PARIS (Reuters) – The Organisation for Economic Cooperation and Development (OECD) still sees total commitment from countries seeking to wrap up a global tax pact on highly profitable multinationals, its head of tax said, after months of delays and hesitation by some big countries.
Officials from nearly 130 countries and jurisdictions missed a mid-year deadline to finalise the terms of an international treaty that reallocates taxing rights across borders mainly on U.S. big digital companies, leaving its future in limbo.
The pact, the first of a two-pillar cross-border corporate tax overhaul agreed in 2021, aims to replace unilateral digital services taxes with new rules for sharing taxing rights on companies such as Alphabet (NASDAQ:GOOGL)’s Google and Amazon.com (NASDAQ:AMZN) and Apple (NASDAQ:AAPL).
“There is 100% commitment among members to get it done,” OECD tax director Manal Corwin told journalists.

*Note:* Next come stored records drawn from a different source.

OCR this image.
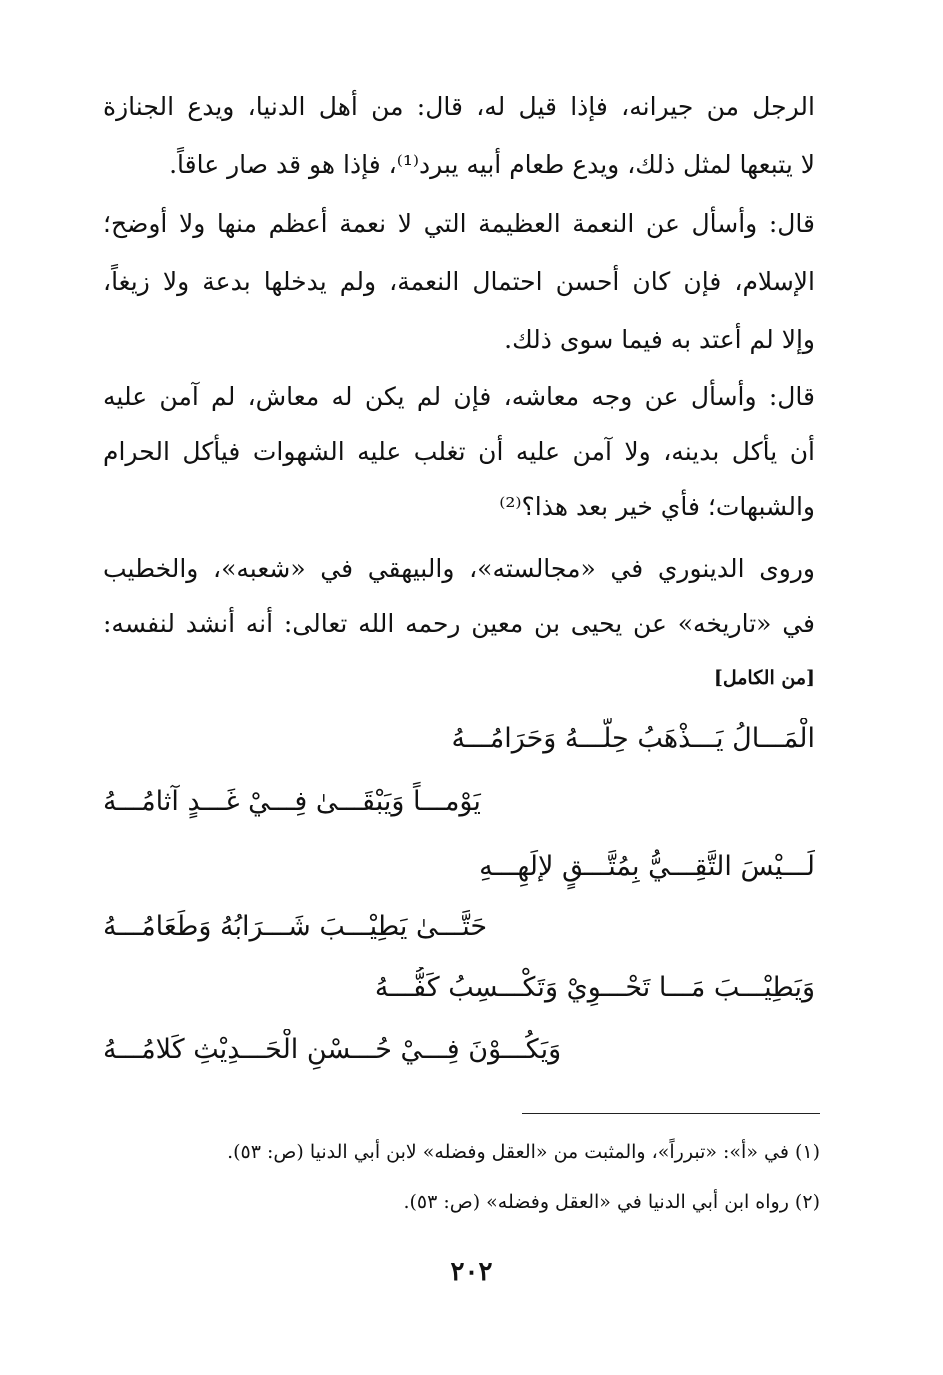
الرجل من جيرانه، فإذا قيل له، قال: من أهل الدنيا، ويدع الجنازة
لا يتبعها لمثل ذلك، ويدع طعام أبيه يبرد⁽¹⁾، فإذا هو قد صار عاقاً.
قال: وأسأل عن النعمة العظيمة التي لا نعمة أعظم منها ولا أوضح؛
الإسلام، فإن كان أحسن احتمال النعمة، ولم يدخلها بدعة ولا زيغاً،
وإلا لم أعتد به فيما سوى ذلك.
قال: وأسأل عن وجه معاشه، فإن لم يكن له معاش، لم آمن عليه
أن يأكل بدينه، ولا آمن عليه أن تغلب عليه الشهوات فيأكل الحرام
والشبهات؛ فأي خير بعد هذا؟⁽²⁾
وروى الدينوري في «مجالسته»، والبيهقي في «شعبه»، والخطيب
في «تاريخه» عن يحيى بن معين رحمه الله تعالى: أنه أنشد لنفسه:
[من الكامل]
الْمَـــالُ يَـــذْهَبُ حِلُّـــهُ وَحَرَامُـــهُ
يَوْمـــاً وَيَبْقَـــىٰ فِـــيْ غَـــدٍ آثامُـــهُ
لَـــيْسَ التَّقِـــيُّ بِمُتَّـــقٍ لإلَهِـــهِ
حَتَّـــىٰ يَطِيْـــبَ شَـــرَابُهُ وَطَعَامُـــهُ
وَيَطِيْـــبَ مَـــا تَحْـــوِيْ وَتَكْـــسِبُ كَفُّـــهُ
وَيَكُـــوْنَ فِـــيْ حُـــسْنِ الْحَـــدِيْثِ كَلامُـــهُ
(١) في «أ»: «تبرراً»، والمثبت من «العقل وفضله» لابن أبي الدنيا (ص: ٥٣).
(٢) رواه ابن أبي الدنيا في «العقل وفضله» (ص: ٥٣).
٢٠٢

“The sense of urgency is high and certainly getting something before the end of the year would be a top priority of mine,” she added.
Washington has said that India, China and Australia remain hold-outs on U.S. demands over alternative ways to calculate transfer pricing.
Meanwhile, countries have begun implementing the second pillar of the 2021 global tax deal, under which they agreed to set a 15% minimum corporate tax rate or apply a top-up levy for big multinational s booking profits in countries with lower rates.
As part of implementation of the second pillar, a first wave of 19 countries signed on Thursday or committed to sign a treaty that allows developing countries to tax some outbound intra-company payments that otherwise could be made with little or no tax, the OECD said.